La vague transversale
Hana-Bi de Kitano |
..... La lame accourt en se gonflant, s'aiguise sur sa crête, se verse et puis déferle
en s'étalant avec le bruissement un peu froissé d'un long soupir, doux et léger,
qu'on perçoit cependant déjà dans l'encore du grand fracas de l’eau cognant sur
le rivage.
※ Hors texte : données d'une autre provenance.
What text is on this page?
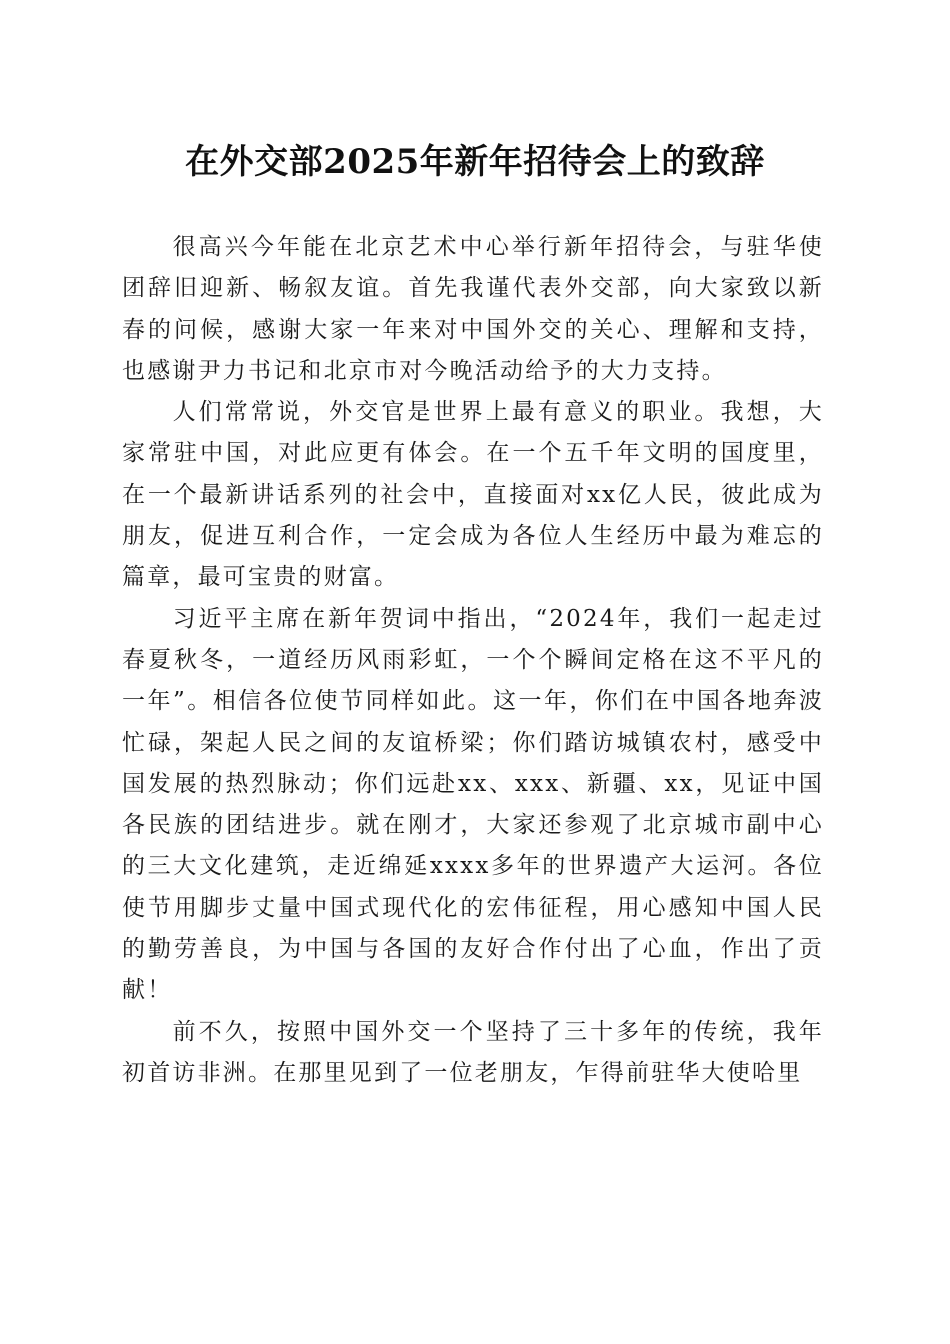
在外交部2025年新年招待会上的致辞

很高兴今年能在北京艺术中心举行新年招待会，与驻华使团辞旧迎新、畅叙友谊。首先我谨代表外交部，向大家致以新春的问候，感谢大家一年来对中国外交的关心、理解和支持，也感谢尹力书记和北京市对今晚活动给予的大力支持。

人们常常说，外交官是世界上最有意义的职业。我想，大家常驻中国，对此应更有体会。在一个五千年文明的国度里，在一个最新讲话系列的社会中，直接面对xx亿人民，彼此成为朋友，促进互利合作，一定会成为各位人生经历中最为难忘的篇章，最可宝贵的财富。

习近平主席在新年贺词中指出，“2024年，我们一起走过春夏秋冬，一道经历风雨彩虹，一个个瞬间定格在这不平凡的一年”。相信各位使节同样如此。这一年，你们在中国各地奔波忙碌，架起人民之间的友谊桥梁；你们踏访城镇农村，感受中国发展的热烈脉动；你们远赴xx、xxx、新疆、xx，见证中国各民族的团结进步。就在刚才，大家还参观了北京城市副中心的三大文化建筑，走近绵延xxxx多年的世界遗产大运河。各位使节用脚步丈量中国式现代化的宏伟征程，用心感知中国人民的勤劳善良，为中国与各国的友好合作付出了心血，作出了贡献！

前不久，按照中国外交一个坚持了三十多年的传统，我年初首访非洲。在那里见到了一位老朋友，乍得前驻华大使哈里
Un éventail qui s'ouvre en captant le soleil, une main qui caresse,
le coup preste de la baguette d'une fée qui maintient un instant, lisse et fine, la pellicule
d'eau comme un miroir vivant, étiré à l'extrême, transparent au plus haut de la
pente conquise. - Et là, dans le moment d’hésitation du ressac suspendu,
beaucoup plus faible mais triomphant déjà de la faiblesse de la force lorsque
tout bouge encore, naît et se met à courir la vague transversale, presque
terrestre, qui semble balayer, ramasser, cueillir la mer épanouie, régner sur
elle, rejeu du jeu, la dominer elle qui ne vient de nulle part et que n'appuie
aucun passé, la minuscule, l'éphémère - visible à peine sur le fil de son
relief, juste comme un frisson, mais tout à coup unique et seule et tout à coup
puissante assez pour repousser le puissant océan toujours inexplicable, oui,
pour le reconduire en toute modestie et souverainement, le ramener à ses
profondeurs.
Armel Guerne, Le Poids vivant de la
Parole.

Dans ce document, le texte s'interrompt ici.